The present paper presents some of the molecular switches that may operate at early embryonic stages to make development of the brainstem respiratory rhythm generator a robust and irreversible process. We concentrate on the role of transient Hox-related gene expression patterns in register with the regionalisation of the rhombencephalic neural tube along the antero-posterior axis. Using different recording and isolation procedures in chick embryos, we show that the hindbrain is subdivided at E1 into developmental units (rhombomeres) intrinsically able to produce rhythm generating neuronal circuits active at E5. At E6, intrinsic cues also allow a progressive maturation of episodic rhythm generators that persists after isolation of the hindbrain in vitro and requires odd/even rhombomeric interactions at E1. From these results and from respiratory pathologies observed in transgenic mice, we are beginning to understand that, despite diversity of breathing patterns and adaptations, there are links between developmental control genes and adult respiration.

Exposure to retinoic acid at the onset of hindbrain segmentation induces episodic breathing in mice.

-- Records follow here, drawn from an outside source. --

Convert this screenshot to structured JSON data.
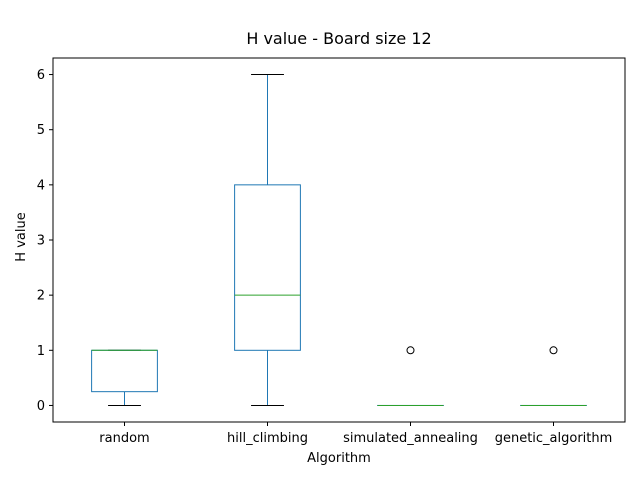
{
  "chart_data": {
    "type": "box",
    "title": "H value - Board size 12",
    "xlabel": "Algorithm",
    "ylabel": "H value",
    "ylim": [
      -0.3,
      6.3
    ],
    "yticks": [
      0,
      1,
      2,
      3,
      4,
      5,
      6
    ],
    "categories": [
      "random",
      "hill_climbing",
      "simulated_annealing",
      "genetic_algorithm"
    ],
    "boxes": [
      {
        "category": "random",
        "whisker_low": 0,
        "q1": 0.25,
        "median": 1,
        "q3": 1,
        "whisker_high": 1,
        "outliers": []
      },
      {
        "category": "hill_climbing",
        "whisker_low": 0,
        "q1": 1,
        "median": 2,
        "q3": 4,
        "whisker_high": 6,
        "outliers": []
      },
      {
        "category": "simulated_annealing",
        "whisker_low": 0,
        "q1": 0,
        "median": 0,
        "q3": 0,
        "whisker_high": 0,
        "outliers": [
          1
        ]
      },
      {
        "category": "genetic_algorithm",
        "whisker_low": 0,
        "q1": 0,
        "median": 0,
        "q3": 0,
        "whisker_high": 0,
        "outliers": [
          1
        ]
      }
    ],
    "grid": false,
    "legend": "none",
    "colors": {
      "box": "#1f77b4",
      "median": "#2ca02c",
      "whisker_cap": "#000000",
      "axes": "#000000"
    }
  }
}
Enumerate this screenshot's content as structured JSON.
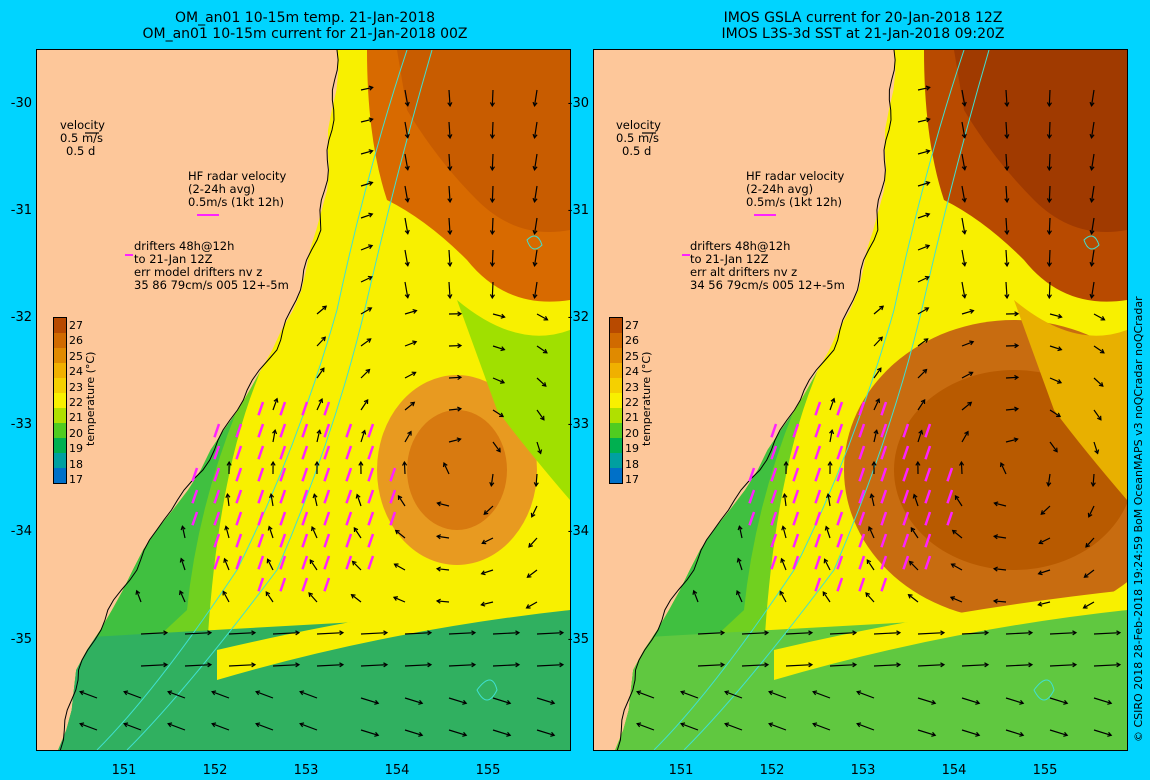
{
  "left_panel": {
    "title_line1": "OM_an01 10-15m temp. 21-Jan-2018",
    "title_line2": "OM_an01 10-15m current for 21-Jan-2018 00Z",
    "drifters_line1": "drifters 48h@12h",
    "drifters_line2": "to 21-Jan 12Z",
    "drifters_line3": "err model drifters nv z",
    "drifters_line4": "35 86 79cm/s 005 12+-5m"
  },
  "right_panel": {
    "title_line1": "IMOS GSLA current for 20-Jan-2018 12Z",
    "title_line2": "IMOS L3S-3d SST at 21-Jan-2018 09:20Z",
    "drifters_line1": "drifters 48h@12h",
    "drifters_line2": "to 21-Jan 12Z",
    "drifters_line3": "err alt drifters nv z",
    "drifters_line4": "34 56 79cm/s 005 12+-5m"
  },
  "legend": {
    "velocity_title": "velocity",
    "velocity_scale1": "0.5 m/s",
    "velocity_scale2": "0.5 d",
    "hf_line1": "HF radar velocity",
    "hf_line2": "(2-24h avg)",
    "hf_line3": "0.5m/s (1kt 12h)"
  },
  "axes": {
    "x_ticks": [
      "151",
      "152",
      "153",
      "154",
      "155"
    ],
    "y_ticks": [
      "-30",
      "-31",
      "-32",
      "-33",
      "-34",
      "-35"
    ]
  },
  "colorbar": {
    "label": "temperature (°C)",
    "ticks": [
      "27",
      "26",
      "25",
      "24",
      "23",
      "22",
      "21",
      "20",
      "19",
      "18",
      "17"
    ],
    "colors": [
      "#b84a00",
      "#d06a00",
      "#e08a00",
      "#f0b000",
      "#f5d000",
      "#f8f000",
      "#b0e000",
      "#50cc20",
      "#00b050",
      "#00a0a0",
      "#0070c8",
      "#0040a8",
      "#002080"
    ]
  },
  "credit": "© CSIRO 2018  28-Feb-2018 19:24:59 BoM OceanMAPS v3 noQCradar noQCradar",
  "colors": {
    "land": "#fdc79a",
    "background": "#00d4ff",
    "drifter": "#ff22ff",
    "contour": "#40e0d0"
  }
}
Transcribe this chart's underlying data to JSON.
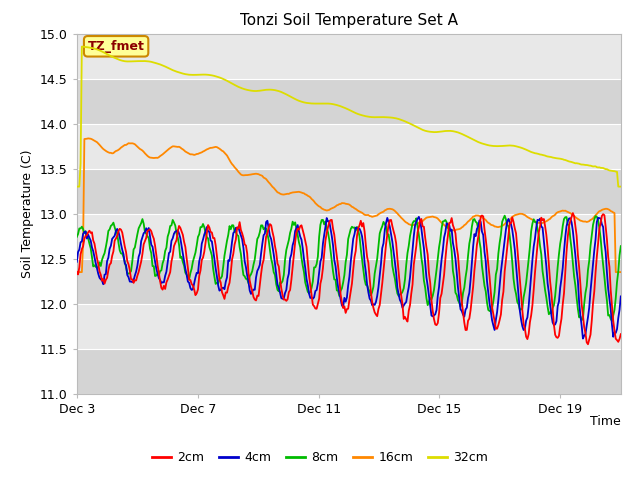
{
  "title": "Tonzi Soil Temperature Set A",
  "ylabel": "Soil Temperature (C)",
  "xlabel": "Time",
  "ylim": [
    11.0,
    15.0
  ],
  "yticks": [
    11.0,
    11.5,
    12.0,
    12.5,
    13.0,
    13.5,
    14.0,
    14.5,
    15.0
  ],
  "xtick_labels": [
    "Dec 3",
    "Dec 7",
    "Dec 11",
    "Dec 15",
    "Dec 19"
  ],
  "xtick_pos": [
    0,
    4,
    8,
    12,
    16
  ],
  "xlim": [
    0,
    18
  ],
  "annotation": "TZ_fmet",
  "legend_labels": [
    "2cm",
    "4cm",
    "8cm",
    "16cm",
    "32cm"
  ],
  "colors_2cm": "#ff0000",
  "colors_4cm": "#0000cc",
  "colors_8cm": "#00bb00",
  "colors_16cm": "#ff8800",
  "colors_32cm": "#dddd00",
  "n_points": 432,
  "figsize": [
    6.4,
    4.8
  ],
  "dpi": 100
}
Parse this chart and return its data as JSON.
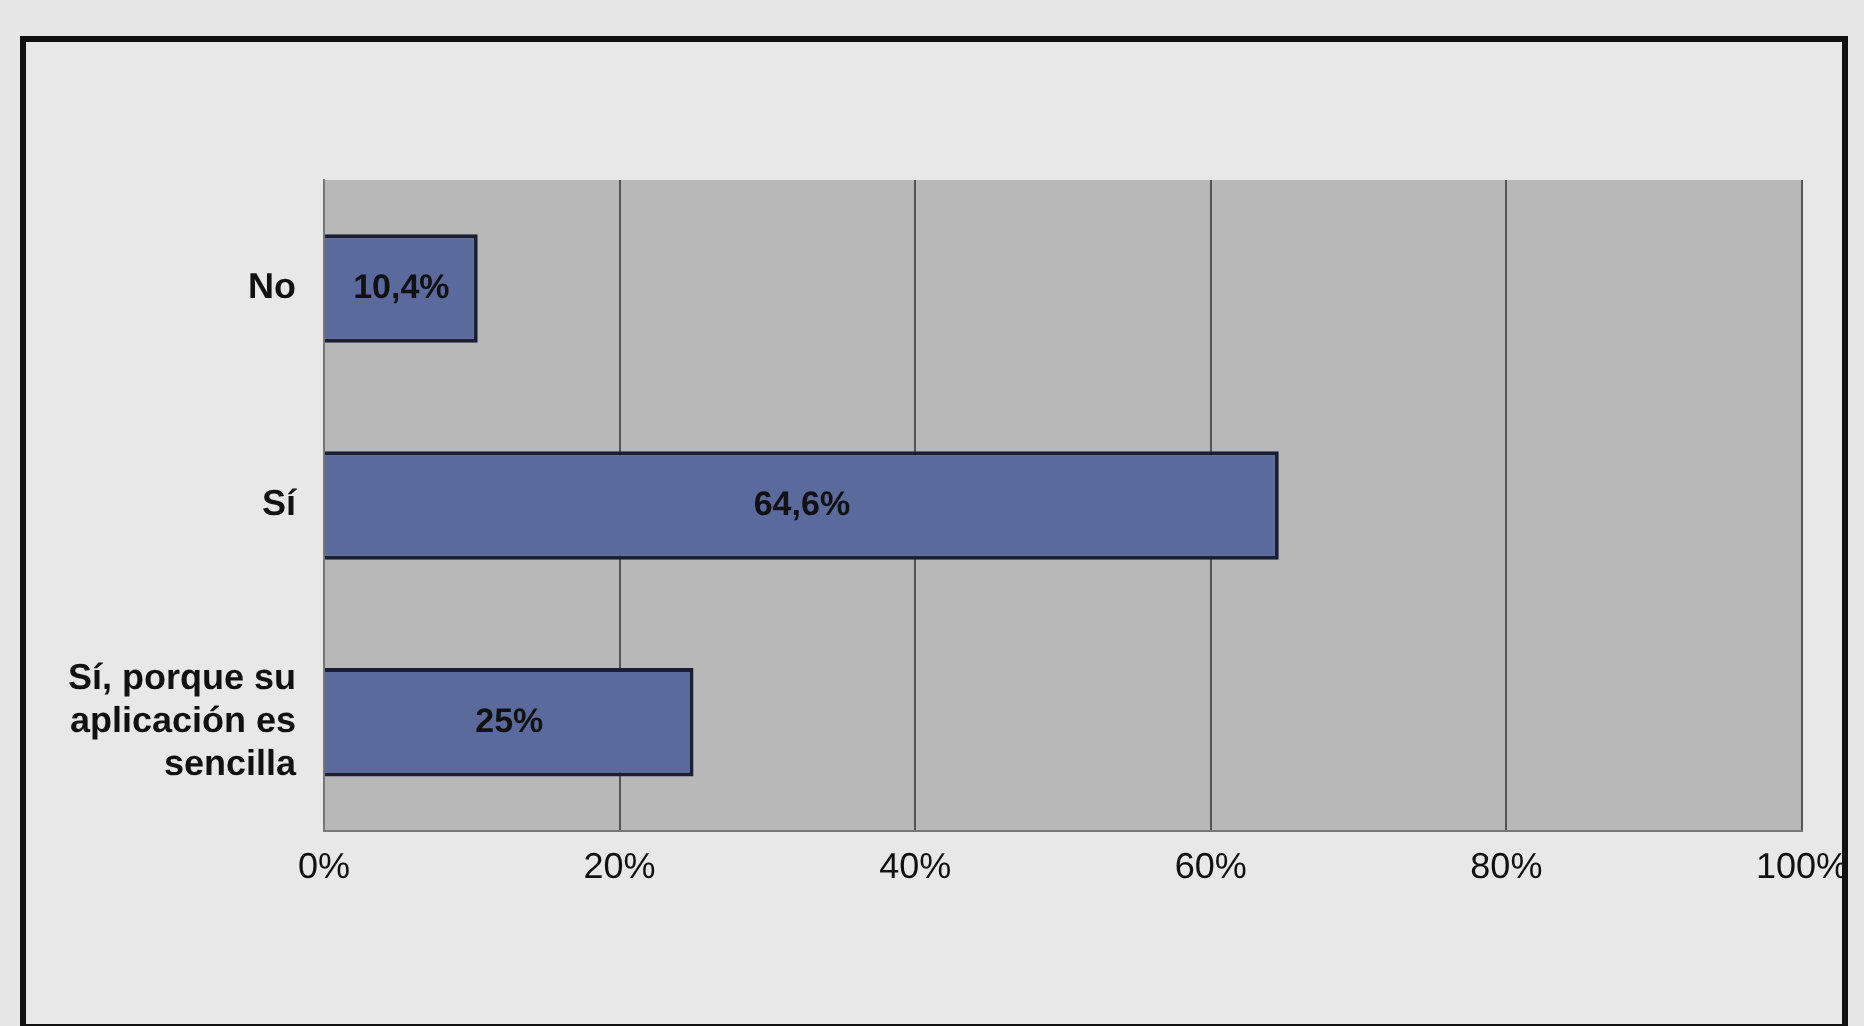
{
  "chart_data": {
    "type": "bar",
    "orientation": "horizontal",
    "categories": [
      "No",
      "Sí",
      "Sí, porque su aplicación es sencilla"
    ],
    "values": [
      10.4,
      64.6,
      25
    ],
    "color": "#5a6a9c",
    "value_labels": [
      "10,4%",
      "64,6%",
      "25%"
    ],
    "xlim": [
      0,
      100
    ],
    "xticks": [
      {
        "value": 0,
        "label": "0%"
      },
      {
        "value": 20,
        "label": "20%"
      },
      {
        "value": 40,
        "label": "40%"
      },
      {
        "value": 60,
        "label": "60%"
      },
      {
        "value": 80,
        "label": "80%"
      },
      {
        "value": 100,
        "label": "100%"
      }
    ],
    "grid": "x",
    "legend": false
  }
}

Hyperpnoeic episodic breathing (HEB), a cyclic waxing and waning of breathing, has been widely reported in pre‐term neonates, patients with Joubert syndrome and adults (Cheyne‐Stokes respiration) with congestive heart failure and brainstem infarction. We now provide a developmental mouse model of neonatal HEB. We used retinoic acid (RA) (0.5–10 mg/kg of maternal weight) to alter embryonic development of the respiratory neuronal network at the onset of hindbrain segmentation (7.5 days post‐coitum). HEB was observed in vivo after RA treatment during post‐natal days 1–7 but not in control animals. HEB persisted after reduction of the chemoafferent input by hypocapnic hyperoxia (100% O2). A large increase and decrease of the rhythm resembling an HEB episode was induced in vitro by stimulating the parafacial respiratory oscillator in treated but not in control neonates. Post‐natal localization of the superior cerebellar peduncle and adjacent dorsal tegmentum was found to be abnormal in the pons of RA‐treated juvenile mice. Thus, early developmental specifications in the rostral hindbrain are required for the development of neurones that stabilize the function of the respiratory rhythm generator, thereby preventing HEB during post‐natal maturation.